Consumer Christianity

This picture really bothers me, but we’ll get back to that in a minute. Attention Deficit Disorder drives my wife crazy. Not because she’s ADD, but because I am. Someone recently described ADD as hearing five television sets going off in your head all at once. Think about this: every American views over thirty thousand different media messages a day, and almost all of those messages are screaming “BUY SOMETHING!”

When I go to the grocery store, every isle has so many options that I find myself spending far too much time on each aisle. If I’m not careful I leave with more than I need. For example, the cereal aisle alone has over 60 options. This would explain why I have a cereal cabinet with over ten different kinds available. Bottomline: we are consumers and we live in a consumer-driven society. And I love cereal!

In his book, “Enough,” Will Samson helps us define exactly what consumerism is:

  • Consume: to use up, devour, absorb (this can be good or bad depending on context).
  • Consumerism: the utilization of economic goods in the satisfaction of wants; a way of thinking about stuff that believes the consumption of things— food, cars, new models of church— is what will finally make us content (this is always bad).

Fact: we consume more stuff than at any time in history. It is rare when we get to make such an audacious historical statement. However, the simple fact is that we live in an unparalleled era of buying: consumption such as has never been seen before. Recent polls indicate that more than 50% of American household expenditures are for “non-necessity” items. We are spending more than ever as a nation on items we don’t need, but oh how we want them.
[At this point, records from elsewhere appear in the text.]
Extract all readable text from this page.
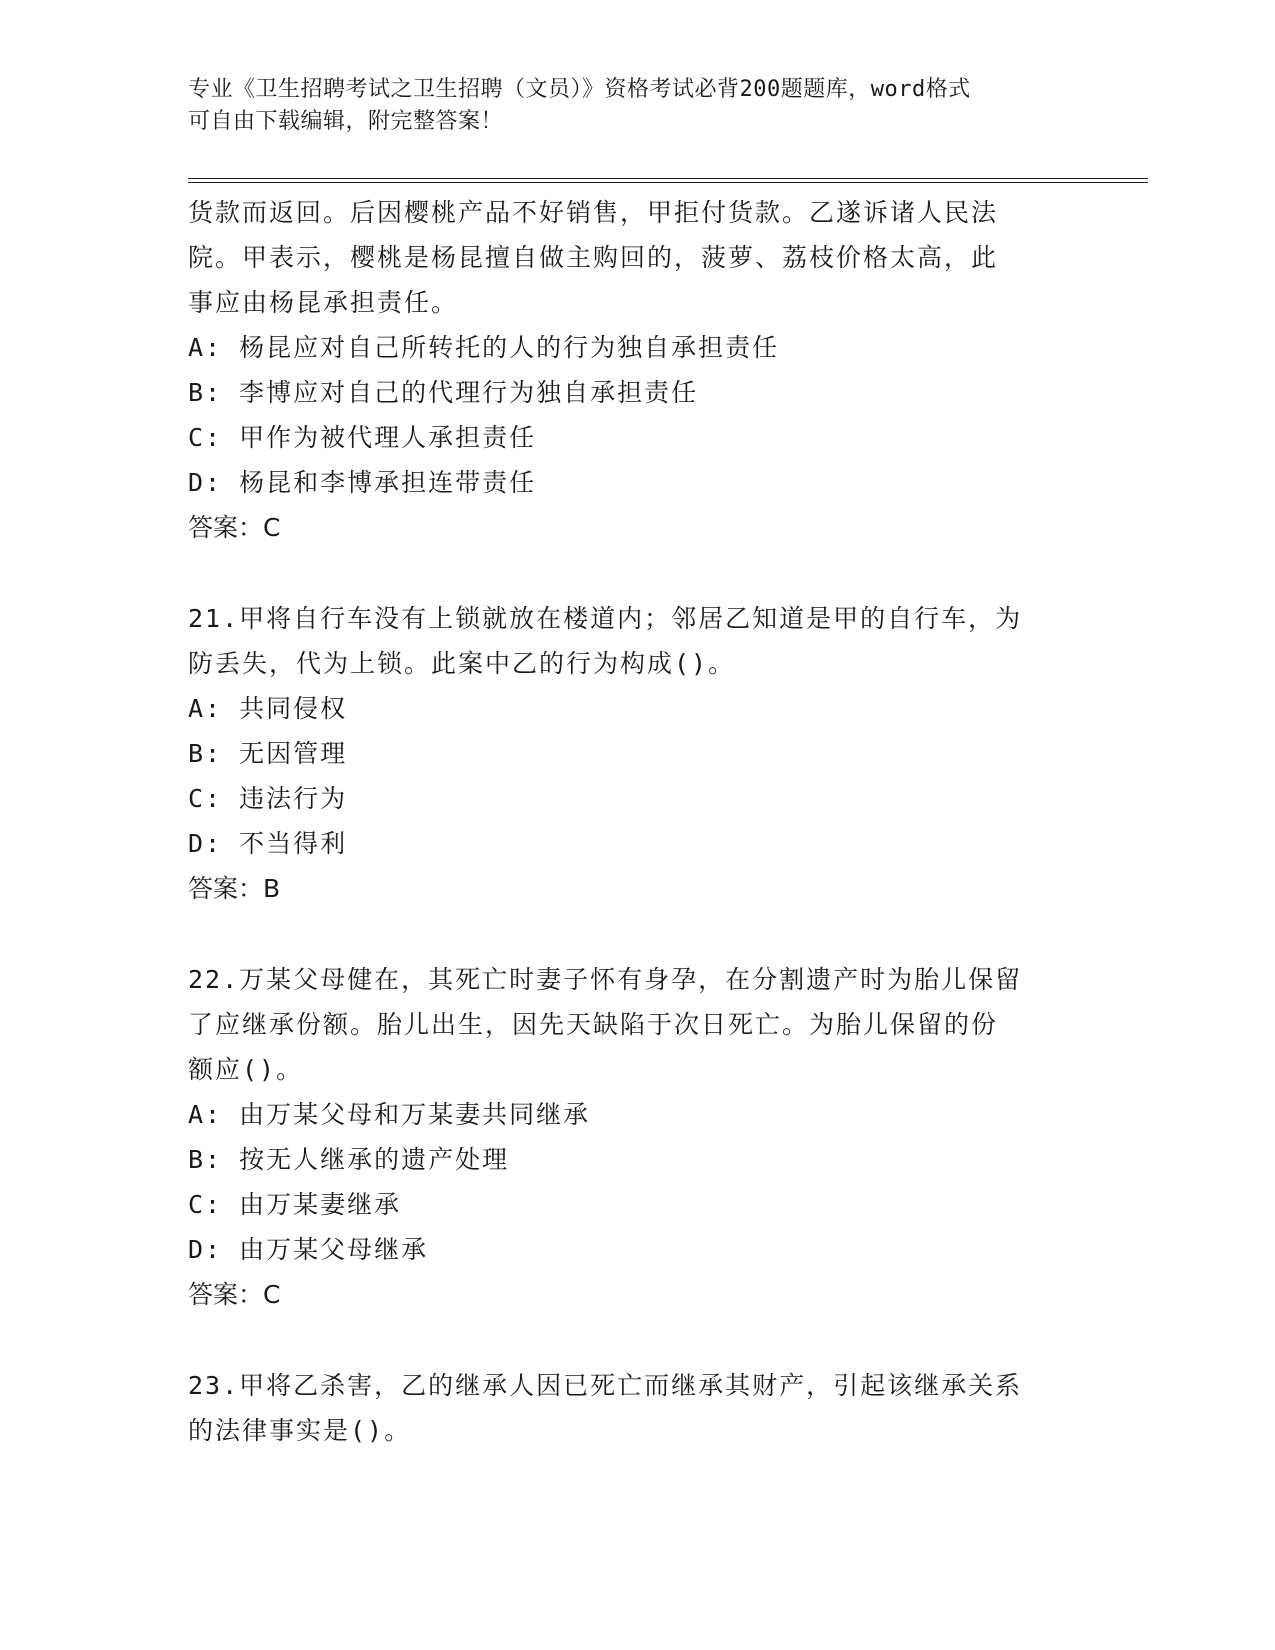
专业《卫生招聘考试之卫生招聘（文员）》资格考试必背200题题库，word格式
可自由下载编辑，附完整答案！
货款而返回。后因樱桃产品不好销售，甲拒付货款。乙遂诉诸人民法
院。甲表示，樱桃是杨昆擅自做主购回的，菠萝、荔枝价格太高，此
事应由杨昆承担责任。
A: 杨昆应对自己所转托的人的行为独自承担责任
B: 李博应对自己的代理行为独自承担责任
C: 甲作为被代理人承担责任
D: 杨昆和李博承担连带责任
答案：C
21.甲将自行车没有上锁就放在楼道内；邻居乙知道是甲的自行车，为
防丢失，代为上锁。此案中乙的行为构成()。
A: 共同侵权
B: 无因管理
C: 违法行为
D: 不当得利
答案：B
22.万某父母健在，其死亡时妻子怀有身孕，在分割遗产时为胎儿保留
了应继承份额。胎儿出生，因先天缺陷于次日死亡。为胎儿保留的份
额应()。
A: 由万某父母和万某妻共同继承
B: 按无人继承的遗产处理
C: 由万某妻继承
D: 由万某父母继承
答案：C
23.甲将乙杀害，乙的继承人因已死亡而继承其财产，引起该继承关系
的法律事实是()。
We love shiny new things!

I want a new motorcycle (Triumph Bonneville to be exact), and a boat, and an ATV, a motor-home, a hot tub, a swimming pool, another guitar, a new mountain bike, new kitchen cabinets, a new flat screen TV for the man cave… oh yea, and season tickets to watch the Pittsburgh Steelers! Come on, what’s wrong with having it all?!

Okay, let me change the tone for a moment. Why does the picture bother me so much? Because it represents our reality: “The American Dream and The Kingdom of God.” We want it all and we don’t care about the side effects. Having it all misplaces where our true affection lies. Unfulfillment deep within our souls cause us to want what we do not have and to have what we do not want. G.K. Chesterton once jested, “Christianity has not been tried and found wanting; it has been found difficult and not tried.” Fulfillment stems from giving not getting. Jesus gave us this truth, but it is ever so hard to learn.
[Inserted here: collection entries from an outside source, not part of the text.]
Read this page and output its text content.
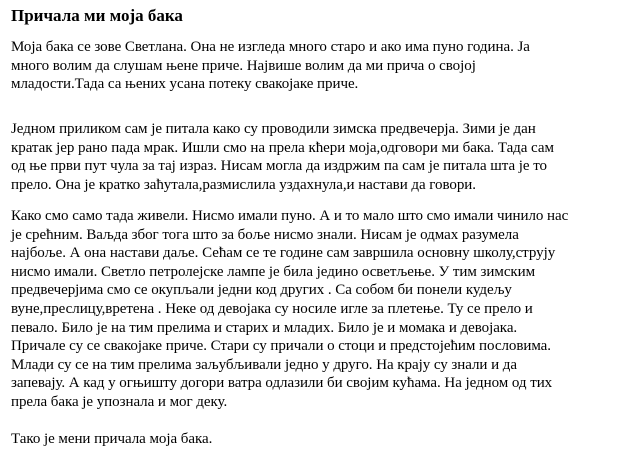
Причала ми моја бака

Моја бака се зове Светлана. Она не изгледа много старо и ако има пуно година. Ја
много волим да слушам њене приче. Највише волим да ми прича о својој
младости.Тада са њених усана потеку свакојаке приче.

Једном приликом сам је питала како су проводили зимска предвечерја. Зими је дан
кратак јер рано пада мрак. Ишли смо на прела кћери моја,одговори ми бака. Тада сам
од ње први пут чула за тај израз. Нисам могла да издржим па сам је питала шта је то
прело. Она је кратко заћутала,размислила уздахнула,и настави да говори.

Како смо само тада живели. Нисмо имали пуно. А и то мало што смо имали чинило нас
је срећним. Ваљда због тога што за боље нисмо знали. Нисам је одмах разумела
најбоље. А она настави даље. Сећам се те године сам завршила основну школу,струју
нисмо имали. Светло петролејске лампе је била једино осветљење. У тим зимским
предвечерјима смо се окупљали једни код других . Са собом би понели кудељу
вуне,преслицу,вретена . Неке од девојака су носиле игле за плетење. Ту се прело и
певало. Било је на тим прелима и старих и младих. Било је и момака и девојака.
Причале су се свакојаке приче. Стари су причали о стоци и предстојећим пословима.
Млади су се на тим прелима заљубљивали једно у друго. На крају су знали и да
запевају. А кад у огњишту догори ватра одлазили би својим кућама. На једном од тих
прела бака је упознала и мог деку.

Тако је мени причала моја бака.
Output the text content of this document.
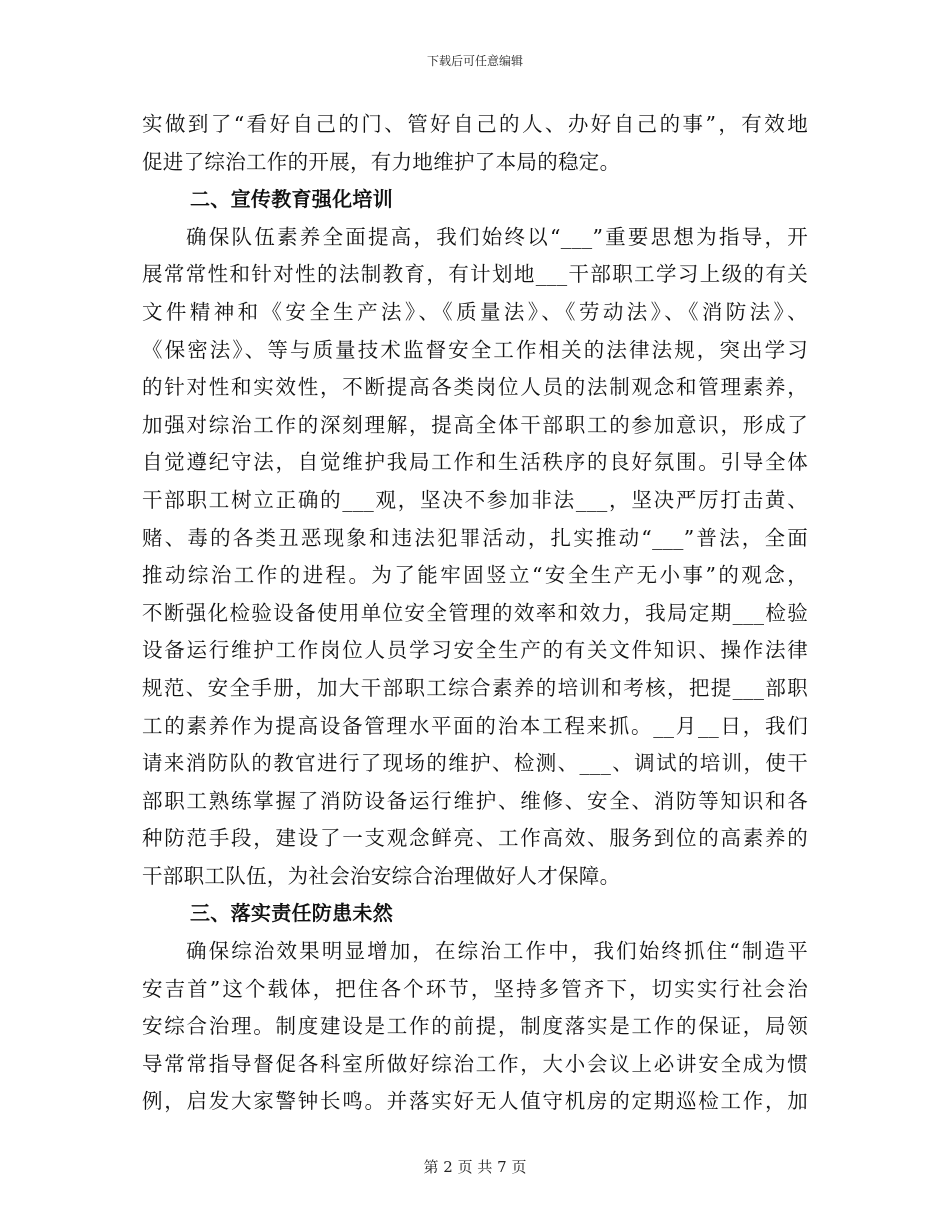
下载后可任意编辑
实做到了“看好自己的门、管好自己的人、办好自己的事”，有效地
促进了综治工作的开展，有力地维护了本局的稳定。
二、宣传教育强化培训
确保队伍素养全面提高，我们始终以“___”重要思想为指导，开
展常常性和针对性的法制教育，有计划地___干部职工学习上级的有关
文件精神和《安全生产法》、《质量法》、《劳动法》、《消防法》、
《保密法》、等与质量技术监督安全工作相关的法律法规，突出学习
的针对性和实效性，不断提高各类岗位人员的法制观念和管理素养，
加强对综治工作的深刻理解，提高全体干部职工的参加意识，形成了
自觉遵纪守法，自觉维护我局工作和生活秩序的良好氛围。引导全体
干部职工树立正确的___观，坚决不参加非法___，坚决严厉打击黄、
赌、毒的各类丑恶现象和违法犯罪活动，扎实推动“___”普法，全面
推动综治工作的进程。为了能牢固竖立“安全生产无小事”的观念，
不断强化检验设备使用单位安全管理的效率和效力，我局定期___检验
设备运行维护工作岗位人员学习安全生产的有关文件知识、操作法律
规范、安全手册，加大干部职工综合素养的培训和考核，把提___部职
工的素养作为提高设备管理水平面的治本工程来抓。__月__日，我们
请来消防队的教官进行了现场的维护、检测、___、调试的培训，使干
部职工熟练掌握了消防设备运行维护、维修、安全、消防等知识和各
种防范手段，建设了一支观念鲜亮、工作高效、服务到位的高素养的
干部职工队伍，为社会治安综合治理做好人才保障。
三、落实责任防患未然
确保综治效果明显增加，在综治工作中，我们始终抓住“制造平
安吉首”这个载体，把住各个环节，坚持多管齐下，切实实行社会治
安综合治理。制度建设是工作的前提，制度落实是工作的保证，局领
导常常指导督促各科室所做好综治工作，大小会议上必讲安全成为惯
例，启发大家警钟长鸣。并落实好无人值守机房的定期巡检工作，加
第 2 页 共 7 页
It’s not that I couldn’t acquire all the things on my list, it’s that those things would misplace my attention, and I certainly don’t need anything else screaming for my attention (I love cereal). You see, God’s calls us to something bigger than ourselves. Jesus teaches that we can’t find satisfaction in acquisition, because acquisition never satisfies.

The world says, “Get all you can.” Jesus says, “Give all you can.” With that in mind, my family and I are becoming more conscious about what we acquire, understanding that we have all we need (we actually have more than we will ever need). The goal of the communal life becomes how to give more away. How to contribute instead of acquire… How to give instead of get… How to serve instead of being served.

Christianity includes an implicit call to embody our faith, to be that which we say we believe. We are called to live communally. Communion is a celebration of gratitude for all that God has done for us. It focuses on Christ’s life and death and us being immersed in it. Imagine the transformation in our lives, communities, and congregations, if we began to literally offer ourselves as “living sacrifices.”

The notion of being willing to go to the cross for the the ungrateful, the outsider, and the stranger is the type of Christ-follower that Chesterton was referring to: “Christianity that has been found difficult and not tried.” Pray for God to transform you from “consumer” to “commuter,” from a “getter” to a “giver.” Find fulfillment in your contribution. Be more than the things you own. Enough.